Private Life

Image of Private Life
Author(s): 
Release Date: 
May 3, 2010
Publisher/Imprint: 
Alfred A. Knopf
Pages: 
318
Reviewed by: 

Long before she was awarded the Pulitzer Prize for her brilliant, Lear-inspired novel, A Thousand Acres, Jane Smiley was winning admirers for her pitch-perfect stories and novellas. Collections entitled Ordinary Love & Good Will, and The Age of Grief were concise and intimate portraits of family drama, mesmerizing in their quiet intensity.

Since then, Smiley has been both prolific and expansive, but in Private Life, she is working her magic on a much larger, indeed an epic, landscape.

Using the narrative focal point of a Midwestern woman whose distinction appears limited to being the wife of an eccentric “genius,” Smiley examines American values as they tilt and swerve through the turn of the twentieth century and toward the complicated tensions of World War II. As Margaret Mayfield of St. Louis, Missouri, child of the 1880s, becomes the bride of Captain Andrew Jackson Jefferson Early, and moves with him to San Francisco, her perspective widens to take in the newly vast sweep of the United States.

A mostly dutiful, though childless, wife, she supports her husband’s increasingly manic fascinations with esoteric science, keeping her growing fears about his mental health to herself. In stark contrast is her friend Dora Bell, also from St. Louis, yet fiercely determined to immerse herself in wide adventures in Europe, reporting from Spain at the height of the Civil War.

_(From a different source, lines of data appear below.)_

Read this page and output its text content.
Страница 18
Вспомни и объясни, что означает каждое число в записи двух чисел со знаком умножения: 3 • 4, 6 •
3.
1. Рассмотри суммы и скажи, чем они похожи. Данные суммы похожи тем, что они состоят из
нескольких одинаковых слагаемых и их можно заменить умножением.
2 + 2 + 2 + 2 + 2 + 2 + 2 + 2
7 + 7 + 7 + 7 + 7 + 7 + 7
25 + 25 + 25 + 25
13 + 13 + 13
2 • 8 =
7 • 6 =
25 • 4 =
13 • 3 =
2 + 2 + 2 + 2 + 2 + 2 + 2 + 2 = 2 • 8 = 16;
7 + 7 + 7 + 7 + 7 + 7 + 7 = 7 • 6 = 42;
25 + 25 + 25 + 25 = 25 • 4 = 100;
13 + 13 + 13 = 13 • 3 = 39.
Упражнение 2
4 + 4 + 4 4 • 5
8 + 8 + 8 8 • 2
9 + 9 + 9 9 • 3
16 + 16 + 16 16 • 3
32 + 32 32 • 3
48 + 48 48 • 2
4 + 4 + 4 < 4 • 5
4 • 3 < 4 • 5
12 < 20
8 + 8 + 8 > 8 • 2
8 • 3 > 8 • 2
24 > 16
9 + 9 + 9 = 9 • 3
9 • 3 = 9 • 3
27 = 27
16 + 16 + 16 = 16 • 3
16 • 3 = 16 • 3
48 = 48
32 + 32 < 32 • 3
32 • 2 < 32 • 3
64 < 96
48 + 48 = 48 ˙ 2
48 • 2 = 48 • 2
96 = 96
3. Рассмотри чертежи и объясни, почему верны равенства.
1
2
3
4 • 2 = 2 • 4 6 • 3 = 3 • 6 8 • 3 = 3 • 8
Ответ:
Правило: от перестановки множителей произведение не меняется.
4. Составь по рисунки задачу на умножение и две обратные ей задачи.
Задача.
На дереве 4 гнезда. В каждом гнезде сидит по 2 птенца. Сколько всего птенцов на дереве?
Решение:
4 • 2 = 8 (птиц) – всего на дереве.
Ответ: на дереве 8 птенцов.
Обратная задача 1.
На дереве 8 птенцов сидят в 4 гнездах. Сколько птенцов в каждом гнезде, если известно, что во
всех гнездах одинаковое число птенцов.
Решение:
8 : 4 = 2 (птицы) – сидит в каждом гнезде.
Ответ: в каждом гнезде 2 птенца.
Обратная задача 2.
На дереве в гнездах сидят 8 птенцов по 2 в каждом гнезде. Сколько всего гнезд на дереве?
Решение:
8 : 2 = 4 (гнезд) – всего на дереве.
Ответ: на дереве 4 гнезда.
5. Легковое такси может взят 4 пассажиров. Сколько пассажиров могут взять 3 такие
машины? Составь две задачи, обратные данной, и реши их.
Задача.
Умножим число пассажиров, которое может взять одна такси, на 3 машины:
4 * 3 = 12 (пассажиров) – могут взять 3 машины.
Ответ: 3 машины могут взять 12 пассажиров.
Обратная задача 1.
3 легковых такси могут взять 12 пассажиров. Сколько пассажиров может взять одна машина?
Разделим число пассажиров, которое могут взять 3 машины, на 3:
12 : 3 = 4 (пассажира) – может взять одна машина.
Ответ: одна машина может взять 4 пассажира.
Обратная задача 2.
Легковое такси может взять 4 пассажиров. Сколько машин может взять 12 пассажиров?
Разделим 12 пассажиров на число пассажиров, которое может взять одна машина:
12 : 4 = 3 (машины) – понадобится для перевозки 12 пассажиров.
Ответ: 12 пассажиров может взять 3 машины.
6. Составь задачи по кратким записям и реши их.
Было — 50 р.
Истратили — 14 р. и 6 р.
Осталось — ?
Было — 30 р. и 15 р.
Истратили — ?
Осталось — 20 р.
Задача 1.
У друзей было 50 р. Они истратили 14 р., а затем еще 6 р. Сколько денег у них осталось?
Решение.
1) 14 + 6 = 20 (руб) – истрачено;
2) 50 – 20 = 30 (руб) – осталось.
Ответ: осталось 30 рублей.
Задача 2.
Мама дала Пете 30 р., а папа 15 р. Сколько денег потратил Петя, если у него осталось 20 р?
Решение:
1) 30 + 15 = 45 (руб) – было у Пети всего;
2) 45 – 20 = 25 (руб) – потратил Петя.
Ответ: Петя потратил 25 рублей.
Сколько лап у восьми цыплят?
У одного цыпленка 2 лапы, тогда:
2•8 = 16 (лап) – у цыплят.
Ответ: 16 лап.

Pete Krizenko, enigmatic and irresistible, represents yet another vital link to the “public life” Margaret seems to believe she must avoid. Nevertheless, her tentative steps beyond the threshold of Captain Early’s house eventually lead Margaret to intriguing encounters with multigenerational Japanese immigrants.

Although her slow awakenings are primarily personal—involving her “private life”—her recognition of the stakes involved in the internment of Japanese civilians is what brings this novel to its most panoramic subject matter. That being said, Smiley’s writerly gifts are most effective in small, revealing moments such as this emblematic bit of narcissism: “Andrew had not yet purchased a bed large enough for both of them—it was as if, until he saw both of them in the room, the need for such a bed had not occurred to him.”

Ultimately, Private Life is a reminder of the strange attraction and antagonism between those like Captain Early, perpetually turning their gaze toward the cosmos, and those like Margaret, who thinks to herself: “A wife could know that her husband was thoroughly wrong, but the last thing on earth she could do was say so.”

When this difference of perspective becomes a matter of life and death for people she has come to love and respect far more than her own husband, Margaret, “invaded again by the universe,” has to reconsider the meaning of marriage altogether.